Yes, a butane lighter is (and should be) your best friend when it comes to making fires out in the wild, but you shouldn’t forget about the methods that have come before it. I love friction fire making, and it can be both a challenge and a delight to work on this ancestral form of fire building. Of all the primordial methods of creating a spark, the hand drill method of friction fire making is about as raw as it gets. You only need four things to put the kit together. There is a wooden board that lies on the ground, a drill that is made from wood or a weed stalk, a tool (like a knife) to shape the materials, and some tinder to light the spark. Once the gear is assembled and shaped, you spin the drill against the wood board with your bare hands until an ember is created. Here’s how to do it.
Hand Drill Components
Drill: The drill is a straight piece of dead, dry plant stalk with its rough surfaces scraped or sanded away. Pick a drill that is between one and two feet long and approximately half an inch in diameter. The wider end is almost always used as the friction end, which spins against the board. My top five choices for a drill are:
• Horseweed (aka fleabane horseweed), formerly _Erigeron canadensis_, now _Conyza canadensis_ • Mullein, _Verbascum thapsus_ • Yucca, _Yucca filamentosa_ • Goldenrod, _Solidago spp._ • Lamb’s quarters, _Chenopodium album_
Fire board: The fire board is a flat or relatively flat board about half an inch thick and at least twice as wide as the thickest drill you intend to use. The board could be wider to accommodate a second row of holes. Make sure the board is flat enough on the bottom to prevent wobbling. Great choices include:
• Cedar, _Chamaecyparis thyoides_ and _Juniperus spp._ • Weeping willow, _Salix babylonica_ • Other willows, _Salix spp._ • Basswood, _Tilia americana_ • Paw paw, _Asimina triloba_
Fire Kit Construction: Make a pilot hole or series of holes about 1/8-inch deep and half an inch from the edge of the board. With a foot or knee on the board, spin the drill with your hands in the pilot hole with enough pressure to grind a deeper hole into the board. Once a hole has been “burned in,” carve a 45-degree angle notch in the edge of the board.

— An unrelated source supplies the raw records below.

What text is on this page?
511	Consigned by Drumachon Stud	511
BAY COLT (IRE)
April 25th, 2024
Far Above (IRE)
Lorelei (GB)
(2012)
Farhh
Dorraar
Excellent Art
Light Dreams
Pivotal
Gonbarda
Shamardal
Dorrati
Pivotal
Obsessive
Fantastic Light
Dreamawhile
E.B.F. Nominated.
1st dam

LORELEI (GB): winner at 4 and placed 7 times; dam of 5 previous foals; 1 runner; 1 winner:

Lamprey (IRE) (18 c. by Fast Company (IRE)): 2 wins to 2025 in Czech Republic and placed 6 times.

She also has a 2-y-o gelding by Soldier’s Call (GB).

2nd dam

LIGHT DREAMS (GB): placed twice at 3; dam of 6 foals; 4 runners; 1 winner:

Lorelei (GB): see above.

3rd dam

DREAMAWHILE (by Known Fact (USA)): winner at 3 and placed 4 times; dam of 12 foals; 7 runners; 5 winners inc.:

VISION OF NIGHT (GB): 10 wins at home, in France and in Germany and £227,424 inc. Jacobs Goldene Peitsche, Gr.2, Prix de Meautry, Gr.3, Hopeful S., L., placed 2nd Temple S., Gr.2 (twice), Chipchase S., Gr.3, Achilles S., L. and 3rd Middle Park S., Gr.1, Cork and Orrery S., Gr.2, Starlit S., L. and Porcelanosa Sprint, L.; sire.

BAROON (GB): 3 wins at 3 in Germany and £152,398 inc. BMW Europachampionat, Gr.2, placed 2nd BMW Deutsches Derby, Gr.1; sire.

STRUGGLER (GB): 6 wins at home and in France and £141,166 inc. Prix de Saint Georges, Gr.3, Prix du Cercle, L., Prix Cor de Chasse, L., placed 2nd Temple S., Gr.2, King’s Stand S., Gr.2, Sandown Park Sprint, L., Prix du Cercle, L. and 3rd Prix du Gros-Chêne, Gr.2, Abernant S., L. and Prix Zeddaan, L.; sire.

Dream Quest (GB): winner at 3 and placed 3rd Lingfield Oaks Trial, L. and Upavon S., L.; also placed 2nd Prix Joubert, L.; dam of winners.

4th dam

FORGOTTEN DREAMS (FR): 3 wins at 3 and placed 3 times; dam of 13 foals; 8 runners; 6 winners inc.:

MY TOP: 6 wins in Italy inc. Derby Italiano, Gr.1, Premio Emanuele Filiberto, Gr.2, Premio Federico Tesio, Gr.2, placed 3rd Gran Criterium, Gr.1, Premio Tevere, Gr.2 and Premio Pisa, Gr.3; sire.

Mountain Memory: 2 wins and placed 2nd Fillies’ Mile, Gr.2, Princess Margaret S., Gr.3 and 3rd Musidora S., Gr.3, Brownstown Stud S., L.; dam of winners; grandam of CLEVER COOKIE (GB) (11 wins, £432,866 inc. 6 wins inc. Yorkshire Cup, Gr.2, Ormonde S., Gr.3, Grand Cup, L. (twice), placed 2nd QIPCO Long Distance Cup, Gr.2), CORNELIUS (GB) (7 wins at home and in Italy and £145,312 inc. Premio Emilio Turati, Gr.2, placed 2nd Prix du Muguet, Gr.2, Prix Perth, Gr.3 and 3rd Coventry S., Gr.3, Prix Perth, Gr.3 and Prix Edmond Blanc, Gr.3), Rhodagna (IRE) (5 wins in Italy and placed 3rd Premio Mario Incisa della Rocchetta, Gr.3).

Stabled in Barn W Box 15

Select a drill or several drills that are dead and dry. Sand or scrape away any rough spots and carve off branches. Round each end by sanding or carving and use the thicker end as the friction end against the fire board. Select a dead, dry piece of wood to serve as the fire board. Carve it flat enough on the bottom to avoid wobbling when in use. Create a flat surface on the top in which to drill holes.
How To Use Hand Drill Equipment
Set up the hand drill for a sitting or kneeling position, with a foot or knee holding down the board. It is best to have a dry piece of bark, dead leaves, or some other dead, dry material under the fire board to protect it from the damp ground. A small chip of wood or bark or a thick, dry leaf should be placed under the notch to collect the coal. Spit on your hands or rub dried pine pitch on the drill for grip before starting to drill. Start at the top of the drill with hands pressed tightly together. Spin the drill quickly while pushing the drill down into the fire board. This downward pressure and spinning produces heat and dust for coal, but it also causes the hands to gravitate down the drill. When you reach the bottom of the drill, hold it firmly in the hole with one hand and quickly move back to the top of the drill. The faster you can start spinning again, the less heat will be lost from the fire board and drill.
Drill like this until there is smoke and the notch is full of dust. Once the notch is full of dust, increase your drilling speed and make several runs down the drill to ignite this dust. If the dust in the notch is still smoking after you have stopped moving, then a coal has formed. If the dust stops smoking after you stop, then resume drilling at high speed to ignite the dust. When the dust is glowing or still smoking on its own for several seconds, tap the board and lift itaway carefully to expose the coal. Place the coal in a good nest of dry, fluffy tinder and close up the bundle. Blow gently to help the coal grow and burst into flames.